Cricket analogy: Watching the raw message stream in Spy++ is like watching the stump microphone feed instead of the TV broadcast — you hear the actual contact sound that tells you whether it was bat, pad, or nothing at all.
Spy++ (spyxx.exe) ships with Visual Studio's Common Tools. To diagnose a control that isn't receiving expected input, use Spy > Find Window to select the target window, then Spy > Messages to start logging. Filter to WM_COMMAND, WM_NOTIFY, and WM_LBUTTONDOWN to quickly see whether the message ever reaches the control or is consumed earlier in the parent chain.
- MFC debugging spans two layers: your C++ logic and the underlying Win32 message stream driving it.
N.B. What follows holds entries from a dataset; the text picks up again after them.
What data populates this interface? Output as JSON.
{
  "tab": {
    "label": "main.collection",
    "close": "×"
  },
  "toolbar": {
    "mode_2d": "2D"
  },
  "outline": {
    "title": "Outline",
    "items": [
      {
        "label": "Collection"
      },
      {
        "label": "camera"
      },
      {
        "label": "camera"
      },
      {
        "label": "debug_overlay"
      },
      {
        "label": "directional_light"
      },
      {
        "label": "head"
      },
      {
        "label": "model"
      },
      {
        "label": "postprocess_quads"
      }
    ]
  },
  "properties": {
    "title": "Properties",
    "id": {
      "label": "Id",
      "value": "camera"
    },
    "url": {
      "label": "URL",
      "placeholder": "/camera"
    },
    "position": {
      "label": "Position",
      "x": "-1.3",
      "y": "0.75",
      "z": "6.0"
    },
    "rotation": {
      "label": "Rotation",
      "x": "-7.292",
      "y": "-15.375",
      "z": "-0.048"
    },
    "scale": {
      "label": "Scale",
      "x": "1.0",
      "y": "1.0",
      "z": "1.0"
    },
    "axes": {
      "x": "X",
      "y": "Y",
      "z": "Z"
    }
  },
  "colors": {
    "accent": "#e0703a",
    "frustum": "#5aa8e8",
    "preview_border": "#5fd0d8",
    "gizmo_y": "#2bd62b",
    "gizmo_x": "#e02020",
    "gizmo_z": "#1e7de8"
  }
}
- ASSERT_VALID calls a CObject-derived class's AssertValid() override, catching corrupted invariants before they cause downstream crashes.
- TRACE macros write timestamped diagnostic output to the Visual Studio Output window without affecting release builds.
- The debug heap tags every allocation with file and line number, making leak reports at shutdown directly actionable.
- Spy++ reveals the actual WM_ message sequence a window receives, exposing problems invisible from source code alone.
- WM_COMMAND and WM_NOTIFY reflection can silently swallow messages before they reach the control you expect.
- Breakpoints in PreTranslateMessage() or WindowProc() overrides correlate observed UI glitches with exact message sequences.
Practice what you learned
1. What does ASSERT_VALID specifically invoke on a CObject-derived object?
2. Where does MFC's debug heap write leak information at application shutdown?
3. What is a key advantage of using Spy++ over stepping through C++ code alone?
4. Why might a control never receive an expected WM_COMMAND message even though the code looks correct?
5. What happens to TRACE macro calls in a release (non-_DEBUG) build?